処世術について日本人再考日高見国

同調力

 日本人は良かれ悪しかれ、物事に同調する傾向があります。それは、これまでにも書いてきたように、日本人の遺伝子に組み込まれたものであり、同調はある意味、日本人だけが持った特殊能力であると私は思っています。同調圧力という言葉があるように、ついつい、多数意見に巻かれてしまうことはありませんか? その方が安心だと直感で感じてしまいます。 多数のメディアが言っていれば、それが正解だと信じてしまいます。病気で診察を受けた医者の診断は普通の日本人なら素直に信頼します。警察官や裁判官や先生は正義だと思ってしまいます。 でも、そのいわゆる物事への無意識な同調が、今まさに試されているときかもしれません。

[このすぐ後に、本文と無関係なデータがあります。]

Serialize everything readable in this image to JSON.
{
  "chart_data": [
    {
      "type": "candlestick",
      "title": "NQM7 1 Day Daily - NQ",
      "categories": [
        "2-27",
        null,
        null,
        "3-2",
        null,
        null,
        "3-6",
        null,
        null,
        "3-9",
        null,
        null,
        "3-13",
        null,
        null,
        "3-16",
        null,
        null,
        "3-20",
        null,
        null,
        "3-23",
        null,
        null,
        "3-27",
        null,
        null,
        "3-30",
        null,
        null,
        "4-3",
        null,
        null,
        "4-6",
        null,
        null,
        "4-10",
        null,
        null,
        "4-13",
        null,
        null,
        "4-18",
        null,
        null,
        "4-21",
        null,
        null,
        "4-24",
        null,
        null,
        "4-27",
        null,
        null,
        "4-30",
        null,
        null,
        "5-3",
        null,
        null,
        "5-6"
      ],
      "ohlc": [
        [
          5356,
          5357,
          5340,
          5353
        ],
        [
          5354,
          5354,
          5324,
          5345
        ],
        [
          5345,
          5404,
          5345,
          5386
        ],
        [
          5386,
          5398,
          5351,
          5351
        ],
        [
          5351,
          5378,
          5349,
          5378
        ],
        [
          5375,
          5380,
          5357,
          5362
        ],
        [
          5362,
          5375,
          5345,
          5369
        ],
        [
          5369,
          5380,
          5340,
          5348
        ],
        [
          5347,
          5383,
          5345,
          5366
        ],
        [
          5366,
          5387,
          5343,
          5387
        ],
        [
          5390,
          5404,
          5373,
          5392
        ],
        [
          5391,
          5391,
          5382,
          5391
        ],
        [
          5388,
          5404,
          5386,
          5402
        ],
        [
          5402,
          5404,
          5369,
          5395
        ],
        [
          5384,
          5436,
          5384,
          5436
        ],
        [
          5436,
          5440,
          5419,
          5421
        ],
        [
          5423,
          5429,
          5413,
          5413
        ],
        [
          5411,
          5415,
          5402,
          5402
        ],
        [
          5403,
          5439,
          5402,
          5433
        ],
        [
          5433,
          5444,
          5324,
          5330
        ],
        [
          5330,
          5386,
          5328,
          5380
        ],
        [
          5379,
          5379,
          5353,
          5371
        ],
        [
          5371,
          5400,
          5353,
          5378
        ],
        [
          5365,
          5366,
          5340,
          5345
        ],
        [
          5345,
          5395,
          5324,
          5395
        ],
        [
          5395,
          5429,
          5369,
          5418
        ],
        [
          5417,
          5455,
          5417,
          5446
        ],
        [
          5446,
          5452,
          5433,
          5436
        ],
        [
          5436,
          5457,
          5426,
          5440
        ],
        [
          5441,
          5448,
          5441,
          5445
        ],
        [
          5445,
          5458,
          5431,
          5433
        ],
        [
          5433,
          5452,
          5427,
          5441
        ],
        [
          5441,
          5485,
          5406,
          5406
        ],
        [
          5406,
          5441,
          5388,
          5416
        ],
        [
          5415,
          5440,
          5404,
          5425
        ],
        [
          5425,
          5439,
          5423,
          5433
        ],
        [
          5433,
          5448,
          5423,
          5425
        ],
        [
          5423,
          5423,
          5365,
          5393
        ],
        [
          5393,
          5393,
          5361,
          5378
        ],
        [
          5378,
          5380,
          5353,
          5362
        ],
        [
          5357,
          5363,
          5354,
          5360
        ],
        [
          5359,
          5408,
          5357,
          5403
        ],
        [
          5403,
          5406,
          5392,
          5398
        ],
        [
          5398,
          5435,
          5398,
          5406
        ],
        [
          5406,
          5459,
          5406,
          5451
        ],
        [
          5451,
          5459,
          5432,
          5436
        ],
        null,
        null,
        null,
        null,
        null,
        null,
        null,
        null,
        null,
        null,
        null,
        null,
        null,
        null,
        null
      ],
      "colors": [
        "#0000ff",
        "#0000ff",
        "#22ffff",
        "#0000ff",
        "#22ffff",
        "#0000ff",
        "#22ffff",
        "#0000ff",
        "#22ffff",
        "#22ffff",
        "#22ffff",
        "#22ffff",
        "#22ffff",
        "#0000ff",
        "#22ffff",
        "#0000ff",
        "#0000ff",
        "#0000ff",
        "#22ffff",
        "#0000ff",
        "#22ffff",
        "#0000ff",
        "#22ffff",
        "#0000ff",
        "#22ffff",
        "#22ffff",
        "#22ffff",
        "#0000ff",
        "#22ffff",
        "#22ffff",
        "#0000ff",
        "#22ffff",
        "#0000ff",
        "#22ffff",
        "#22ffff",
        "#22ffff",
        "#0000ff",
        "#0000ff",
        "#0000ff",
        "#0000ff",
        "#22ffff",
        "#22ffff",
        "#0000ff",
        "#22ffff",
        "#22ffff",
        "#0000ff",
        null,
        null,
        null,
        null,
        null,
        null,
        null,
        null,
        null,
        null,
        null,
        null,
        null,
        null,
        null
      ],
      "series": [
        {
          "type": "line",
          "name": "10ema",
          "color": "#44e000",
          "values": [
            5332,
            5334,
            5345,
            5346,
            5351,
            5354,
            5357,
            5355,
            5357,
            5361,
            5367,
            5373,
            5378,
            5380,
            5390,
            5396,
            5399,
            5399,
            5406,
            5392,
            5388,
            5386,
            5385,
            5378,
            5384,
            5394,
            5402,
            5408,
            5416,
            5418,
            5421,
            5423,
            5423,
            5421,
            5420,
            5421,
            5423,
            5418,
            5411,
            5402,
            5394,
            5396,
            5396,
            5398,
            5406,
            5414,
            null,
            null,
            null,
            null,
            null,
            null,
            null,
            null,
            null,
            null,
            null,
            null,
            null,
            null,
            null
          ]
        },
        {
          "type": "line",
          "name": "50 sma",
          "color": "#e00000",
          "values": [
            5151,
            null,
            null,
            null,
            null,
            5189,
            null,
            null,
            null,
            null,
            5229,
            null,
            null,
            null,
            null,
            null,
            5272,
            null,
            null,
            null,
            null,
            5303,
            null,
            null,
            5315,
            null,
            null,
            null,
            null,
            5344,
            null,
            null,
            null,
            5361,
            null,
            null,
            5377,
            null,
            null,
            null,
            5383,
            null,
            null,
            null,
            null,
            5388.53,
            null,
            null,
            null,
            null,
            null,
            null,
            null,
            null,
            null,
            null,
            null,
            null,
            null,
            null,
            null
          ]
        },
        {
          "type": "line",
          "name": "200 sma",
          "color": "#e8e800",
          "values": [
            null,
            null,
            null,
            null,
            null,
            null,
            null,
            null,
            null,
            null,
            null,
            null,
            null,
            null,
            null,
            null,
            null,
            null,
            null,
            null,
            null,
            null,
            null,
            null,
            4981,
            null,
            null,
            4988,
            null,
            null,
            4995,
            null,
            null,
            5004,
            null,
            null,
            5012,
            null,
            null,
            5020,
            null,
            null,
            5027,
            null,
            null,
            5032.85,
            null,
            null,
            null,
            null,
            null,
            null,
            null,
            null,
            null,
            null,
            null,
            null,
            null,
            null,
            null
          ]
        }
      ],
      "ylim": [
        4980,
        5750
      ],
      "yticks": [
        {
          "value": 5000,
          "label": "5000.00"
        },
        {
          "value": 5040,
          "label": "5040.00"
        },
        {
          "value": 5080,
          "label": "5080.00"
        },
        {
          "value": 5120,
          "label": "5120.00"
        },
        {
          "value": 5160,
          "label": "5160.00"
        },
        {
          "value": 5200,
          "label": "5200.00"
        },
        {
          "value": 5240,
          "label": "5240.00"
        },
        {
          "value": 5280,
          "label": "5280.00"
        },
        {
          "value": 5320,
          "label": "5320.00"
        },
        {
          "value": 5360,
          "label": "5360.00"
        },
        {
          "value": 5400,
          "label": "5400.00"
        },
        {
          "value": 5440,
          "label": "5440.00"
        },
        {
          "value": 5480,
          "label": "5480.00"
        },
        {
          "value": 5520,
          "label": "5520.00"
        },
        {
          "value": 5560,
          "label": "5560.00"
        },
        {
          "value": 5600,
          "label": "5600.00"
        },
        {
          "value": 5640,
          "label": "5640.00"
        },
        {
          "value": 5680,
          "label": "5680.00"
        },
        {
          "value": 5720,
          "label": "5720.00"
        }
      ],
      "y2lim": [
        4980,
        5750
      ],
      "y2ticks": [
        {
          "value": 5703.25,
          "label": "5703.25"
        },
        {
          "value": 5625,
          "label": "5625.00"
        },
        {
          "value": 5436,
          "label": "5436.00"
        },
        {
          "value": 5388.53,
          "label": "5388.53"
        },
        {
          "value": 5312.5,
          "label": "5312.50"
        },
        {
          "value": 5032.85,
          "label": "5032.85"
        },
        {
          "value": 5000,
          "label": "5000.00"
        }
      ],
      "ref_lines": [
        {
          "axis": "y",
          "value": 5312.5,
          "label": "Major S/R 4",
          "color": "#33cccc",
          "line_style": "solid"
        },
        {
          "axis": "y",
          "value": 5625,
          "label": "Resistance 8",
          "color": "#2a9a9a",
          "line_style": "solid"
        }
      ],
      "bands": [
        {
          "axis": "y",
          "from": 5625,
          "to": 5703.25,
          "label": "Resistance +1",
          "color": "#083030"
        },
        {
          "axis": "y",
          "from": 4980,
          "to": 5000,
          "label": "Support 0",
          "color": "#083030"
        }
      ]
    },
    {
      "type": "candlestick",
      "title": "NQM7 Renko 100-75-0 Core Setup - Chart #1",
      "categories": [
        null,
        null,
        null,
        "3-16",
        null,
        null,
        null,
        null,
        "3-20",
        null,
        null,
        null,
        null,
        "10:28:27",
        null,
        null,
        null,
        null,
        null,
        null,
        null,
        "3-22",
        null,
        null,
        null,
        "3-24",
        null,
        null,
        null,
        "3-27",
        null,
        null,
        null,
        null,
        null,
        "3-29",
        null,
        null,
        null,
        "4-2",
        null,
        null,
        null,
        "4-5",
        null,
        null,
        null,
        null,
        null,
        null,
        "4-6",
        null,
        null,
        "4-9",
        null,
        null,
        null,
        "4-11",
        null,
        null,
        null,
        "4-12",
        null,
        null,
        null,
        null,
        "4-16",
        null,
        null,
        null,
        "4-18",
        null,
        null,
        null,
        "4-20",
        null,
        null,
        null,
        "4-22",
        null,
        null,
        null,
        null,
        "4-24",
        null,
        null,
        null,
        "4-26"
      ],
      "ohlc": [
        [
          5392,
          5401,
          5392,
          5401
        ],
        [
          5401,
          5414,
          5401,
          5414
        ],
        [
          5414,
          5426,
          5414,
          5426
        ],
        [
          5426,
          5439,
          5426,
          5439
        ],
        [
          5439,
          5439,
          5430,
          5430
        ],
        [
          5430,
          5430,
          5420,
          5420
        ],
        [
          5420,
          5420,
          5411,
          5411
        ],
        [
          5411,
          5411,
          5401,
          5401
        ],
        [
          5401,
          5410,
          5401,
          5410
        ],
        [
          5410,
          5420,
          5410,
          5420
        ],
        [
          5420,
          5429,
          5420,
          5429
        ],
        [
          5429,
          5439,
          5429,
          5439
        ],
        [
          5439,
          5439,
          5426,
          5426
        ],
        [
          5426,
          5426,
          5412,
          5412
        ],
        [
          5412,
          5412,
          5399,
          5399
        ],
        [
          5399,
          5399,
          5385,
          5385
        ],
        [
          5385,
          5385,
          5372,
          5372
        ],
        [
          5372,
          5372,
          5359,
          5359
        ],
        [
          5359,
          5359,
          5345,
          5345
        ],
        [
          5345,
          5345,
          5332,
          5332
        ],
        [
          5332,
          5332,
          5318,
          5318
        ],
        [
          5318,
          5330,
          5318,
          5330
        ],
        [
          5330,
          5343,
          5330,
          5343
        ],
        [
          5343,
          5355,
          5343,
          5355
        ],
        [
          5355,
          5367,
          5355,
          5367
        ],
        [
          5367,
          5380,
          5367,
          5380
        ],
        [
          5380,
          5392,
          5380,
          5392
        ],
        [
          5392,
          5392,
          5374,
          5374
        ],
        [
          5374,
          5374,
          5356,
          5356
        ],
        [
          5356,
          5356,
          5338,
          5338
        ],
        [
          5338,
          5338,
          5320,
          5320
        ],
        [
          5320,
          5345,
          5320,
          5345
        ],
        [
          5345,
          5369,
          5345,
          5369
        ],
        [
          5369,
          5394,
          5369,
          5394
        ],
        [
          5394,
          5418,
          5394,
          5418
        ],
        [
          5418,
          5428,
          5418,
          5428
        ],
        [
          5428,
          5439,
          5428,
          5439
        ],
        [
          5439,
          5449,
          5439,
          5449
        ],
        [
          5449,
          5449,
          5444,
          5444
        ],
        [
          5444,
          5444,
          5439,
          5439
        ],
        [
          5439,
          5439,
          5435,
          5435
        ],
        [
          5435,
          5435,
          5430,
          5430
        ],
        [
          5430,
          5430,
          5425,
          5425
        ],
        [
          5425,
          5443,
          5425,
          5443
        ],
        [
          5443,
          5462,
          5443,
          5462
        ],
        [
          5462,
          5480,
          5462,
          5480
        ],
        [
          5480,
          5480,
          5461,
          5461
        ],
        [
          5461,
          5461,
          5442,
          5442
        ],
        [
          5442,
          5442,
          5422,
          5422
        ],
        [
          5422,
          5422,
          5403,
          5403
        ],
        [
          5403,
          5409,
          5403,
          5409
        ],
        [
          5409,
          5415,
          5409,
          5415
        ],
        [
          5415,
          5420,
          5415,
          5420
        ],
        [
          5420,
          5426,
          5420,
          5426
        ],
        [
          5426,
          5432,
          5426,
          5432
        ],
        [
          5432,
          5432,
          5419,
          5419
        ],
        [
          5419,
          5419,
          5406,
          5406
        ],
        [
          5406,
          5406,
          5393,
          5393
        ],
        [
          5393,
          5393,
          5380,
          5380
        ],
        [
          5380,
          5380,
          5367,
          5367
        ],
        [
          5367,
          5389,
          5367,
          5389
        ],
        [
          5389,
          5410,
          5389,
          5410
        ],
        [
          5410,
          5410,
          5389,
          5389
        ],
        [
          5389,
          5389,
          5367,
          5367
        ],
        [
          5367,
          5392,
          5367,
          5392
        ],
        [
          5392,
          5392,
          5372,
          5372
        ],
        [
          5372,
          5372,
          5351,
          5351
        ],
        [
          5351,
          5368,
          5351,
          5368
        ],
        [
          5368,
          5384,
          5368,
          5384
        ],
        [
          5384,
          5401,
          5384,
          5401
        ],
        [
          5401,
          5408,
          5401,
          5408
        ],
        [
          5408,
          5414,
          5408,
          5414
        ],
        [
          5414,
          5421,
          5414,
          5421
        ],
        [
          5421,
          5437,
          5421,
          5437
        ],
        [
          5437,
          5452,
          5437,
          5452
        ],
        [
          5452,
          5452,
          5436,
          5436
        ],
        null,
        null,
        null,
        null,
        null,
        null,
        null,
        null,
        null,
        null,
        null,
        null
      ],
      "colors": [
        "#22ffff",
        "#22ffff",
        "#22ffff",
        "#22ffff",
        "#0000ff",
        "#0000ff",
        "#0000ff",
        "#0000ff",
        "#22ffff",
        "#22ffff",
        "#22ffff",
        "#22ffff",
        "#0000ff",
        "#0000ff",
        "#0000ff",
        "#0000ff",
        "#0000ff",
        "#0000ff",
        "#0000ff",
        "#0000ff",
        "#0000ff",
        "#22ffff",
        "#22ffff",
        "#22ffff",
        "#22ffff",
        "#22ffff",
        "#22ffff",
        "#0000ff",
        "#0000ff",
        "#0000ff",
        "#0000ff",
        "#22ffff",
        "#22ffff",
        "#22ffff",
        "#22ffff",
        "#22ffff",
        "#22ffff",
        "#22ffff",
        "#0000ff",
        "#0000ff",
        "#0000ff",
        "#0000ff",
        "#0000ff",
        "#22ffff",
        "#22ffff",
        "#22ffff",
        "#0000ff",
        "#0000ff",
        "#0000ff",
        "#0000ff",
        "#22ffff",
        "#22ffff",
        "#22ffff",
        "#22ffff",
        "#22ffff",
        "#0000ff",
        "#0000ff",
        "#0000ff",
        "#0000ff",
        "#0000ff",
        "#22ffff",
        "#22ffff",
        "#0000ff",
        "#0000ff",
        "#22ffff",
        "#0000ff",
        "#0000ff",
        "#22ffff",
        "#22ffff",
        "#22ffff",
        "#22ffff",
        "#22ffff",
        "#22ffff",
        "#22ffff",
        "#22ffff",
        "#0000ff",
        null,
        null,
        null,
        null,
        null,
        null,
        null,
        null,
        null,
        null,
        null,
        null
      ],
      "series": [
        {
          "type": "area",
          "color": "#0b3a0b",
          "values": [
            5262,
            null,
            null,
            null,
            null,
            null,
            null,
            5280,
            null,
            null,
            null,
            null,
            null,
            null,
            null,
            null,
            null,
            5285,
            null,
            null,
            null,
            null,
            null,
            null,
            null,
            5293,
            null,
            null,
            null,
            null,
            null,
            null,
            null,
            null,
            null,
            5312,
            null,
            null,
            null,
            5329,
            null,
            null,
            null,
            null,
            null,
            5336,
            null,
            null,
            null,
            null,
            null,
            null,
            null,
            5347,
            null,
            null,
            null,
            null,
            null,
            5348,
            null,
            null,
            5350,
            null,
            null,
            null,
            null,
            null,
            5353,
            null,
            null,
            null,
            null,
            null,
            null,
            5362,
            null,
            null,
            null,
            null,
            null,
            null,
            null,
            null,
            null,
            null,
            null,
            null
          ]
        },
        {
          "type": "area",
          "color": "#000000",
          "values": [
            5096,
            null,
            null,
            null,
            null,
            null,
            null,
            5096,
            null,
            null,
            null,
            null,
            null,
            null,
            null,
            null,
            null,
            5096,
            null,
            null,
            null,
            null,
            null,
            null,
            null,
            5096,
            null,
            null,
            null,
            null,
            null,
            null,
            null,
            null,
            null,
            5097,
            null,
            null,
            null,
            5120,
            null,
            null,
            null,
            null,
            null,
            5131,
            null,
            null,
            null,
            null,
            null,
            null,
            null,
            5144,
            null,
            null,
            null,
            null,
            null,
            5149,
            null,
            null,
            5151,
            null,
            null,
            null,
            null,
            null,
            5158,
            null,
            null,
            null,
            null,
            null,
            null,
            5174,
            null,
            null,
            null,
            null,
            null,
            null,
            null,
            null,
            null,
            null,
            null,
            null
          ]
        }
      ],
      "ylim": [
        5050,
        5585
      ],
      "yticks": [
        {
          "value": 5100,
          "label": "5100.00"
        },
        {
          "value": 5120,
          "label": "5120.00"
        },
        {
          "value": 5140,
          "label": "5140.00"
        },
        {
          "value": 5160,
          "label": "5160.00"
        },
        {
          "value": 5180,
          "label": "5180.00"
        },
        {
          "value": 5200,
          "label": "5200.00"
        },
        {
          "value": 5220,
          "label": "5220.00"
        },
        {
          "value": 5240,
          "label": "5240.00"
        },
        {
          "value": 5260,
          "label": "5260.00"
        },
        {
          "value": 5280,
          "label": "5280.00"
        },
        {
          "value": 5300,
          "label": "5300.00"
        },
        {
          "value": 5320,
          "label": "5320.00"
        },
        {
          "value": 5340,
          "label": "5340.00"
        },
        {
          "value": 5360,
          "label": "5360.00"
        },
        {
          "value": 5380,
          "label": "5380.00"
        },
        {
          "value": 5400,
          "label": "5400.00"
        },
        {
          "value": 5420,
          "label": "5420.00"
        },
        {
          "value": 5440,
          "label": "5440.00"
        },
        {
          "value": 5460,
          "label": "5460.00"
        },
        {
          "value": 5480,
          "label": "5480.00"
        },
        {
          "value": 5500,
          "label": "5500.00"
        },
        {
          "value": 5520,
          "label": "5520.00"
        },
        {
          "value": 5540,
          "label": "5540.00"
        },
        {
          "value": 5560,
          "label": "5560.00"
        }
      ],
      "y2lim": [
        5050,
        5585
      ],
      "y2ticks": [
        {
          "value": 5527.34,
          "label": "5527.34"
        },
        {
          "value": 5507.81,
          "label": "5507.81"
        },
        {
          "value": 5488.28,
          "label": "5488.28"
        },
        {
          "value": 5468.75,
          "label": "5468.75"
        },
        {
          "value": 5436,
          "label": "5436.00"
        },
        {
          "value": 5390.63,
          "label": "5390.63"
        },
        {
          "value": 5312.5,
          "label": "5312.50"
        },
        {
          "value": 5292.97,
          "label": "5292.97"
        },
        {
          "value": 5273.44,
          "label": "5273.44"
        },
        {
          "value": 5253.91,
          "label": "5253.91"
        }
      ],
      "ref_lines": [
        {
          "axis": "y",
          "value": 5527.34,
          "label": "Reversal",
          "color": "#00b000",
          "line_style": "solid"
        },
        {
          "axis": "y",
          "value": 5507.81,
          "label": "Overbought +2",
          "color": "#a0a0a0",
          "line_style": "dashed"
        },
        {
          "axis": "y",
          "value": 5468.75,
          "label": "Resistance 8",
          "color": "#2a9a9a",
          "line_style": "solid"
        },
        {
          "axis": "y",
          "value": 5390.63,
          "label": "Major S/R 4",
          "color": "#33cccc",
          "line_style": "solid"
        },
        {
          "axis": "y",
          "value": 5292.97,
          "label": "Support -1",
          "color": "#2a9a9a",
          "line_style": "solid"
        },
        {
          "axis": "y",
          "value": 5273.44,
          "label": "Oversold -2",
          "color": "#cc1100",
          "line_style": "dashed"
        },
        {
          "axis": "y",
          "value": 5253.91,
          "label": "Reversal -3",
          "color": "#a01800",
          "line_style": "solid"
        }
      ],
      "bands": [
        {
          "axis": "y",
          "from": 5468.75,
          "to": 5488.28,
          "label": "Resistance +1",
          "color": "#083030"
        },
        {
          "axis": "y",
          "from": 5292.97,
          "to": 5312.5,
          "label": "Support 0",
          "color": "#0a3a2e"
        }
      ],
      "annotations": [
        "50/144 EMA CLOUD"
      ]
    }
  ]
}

 以心伝心とか、あうんの呼吸とかいう表現がありますが、長年いっしょに住んでいる人、たとえば親、子供、配偶者、それだけではなく、犬や猫などのペットも、会話しなくても、なんとなく気持ちが伝わってくることはありませんか? 特に相手が苛立っている時など、その雰囲気を何となく感じとっていませんか? でも、気のせいだろうと片づけているかもしれません。超感覚的知覚(ESP)として、テレパシーがあります。そのような超能力を持った人を、エスパーといいます。超能力だから、普通の人は持っていないと思っているかもしれません。でも、縄文時代の人たちがこのテレパシーを普通に使っていたとしたら、どう思いますか? そんなわけないだろうと思いますね。

 東北に古くから伝わる民話や伝承には、人間が動物と会話する場面がたくさん出てきます。遠野物語にも宮沢賢治の作品にもたくさん出てきます。動物だけではありません。植物、鉱物、山、川、海など、いわゆる八百万の神から話を聞いていたとしたらどうでしょう? そんなわけないだろうと思いますね。では、なぜそう思うのか。それは、いまそのようなことはできないからです。でも、昔のことを今の常識で解釈するのは短絡的かもしれません。なぜならば、いまでもその習慣は続いているからです。神社に初詣に行ったり、お祓いをしてもらったりしています。神社にはご神体があり、それは山であったり、石であったりします。天照大御神、大国主命などが祀られています。伊勢神宮や出雲大社などでは、毎日のお務め事が千年以上続いています。これらがどのような経緯で始まったかについては、私もまだよく知りませんが、いずれにせよ、今でも行われています。

 自分勝手に行動していたら、そんな千年も続くような儀式などあり得ません。世界どこを探してもそんな儀式はありません。何かに同調するがゆえに続いているのだと私は思います。そのようなものが日本にはまだたくさんあります。何も、神社に行かなければ同調できないわけでもありません。東日本大震災の時にも、誰から教えられるわけでもなく、みんな助け合っていました。これは、テレパシーと同じであると私は思います。日本人には、他の民族が持っていない特異なテレパシーが生まれながらに備わっている、いや備わっていた、のかもしれません。まさに、いまそれを使うときです。日本人が同調すれば、これほど強力なパワーはありません。おかしな方向に行こうとしているいまの日本を、正しい方向に導くためにも、いままさに日本人の同調が必要な時だと思います。何に同調すればいいかは、自ずとわかるはずです。

 日本人以外にはたぶん理解出来ない同調力。日本の未来のためにいつ使うのか? いまでしょう! なんてね。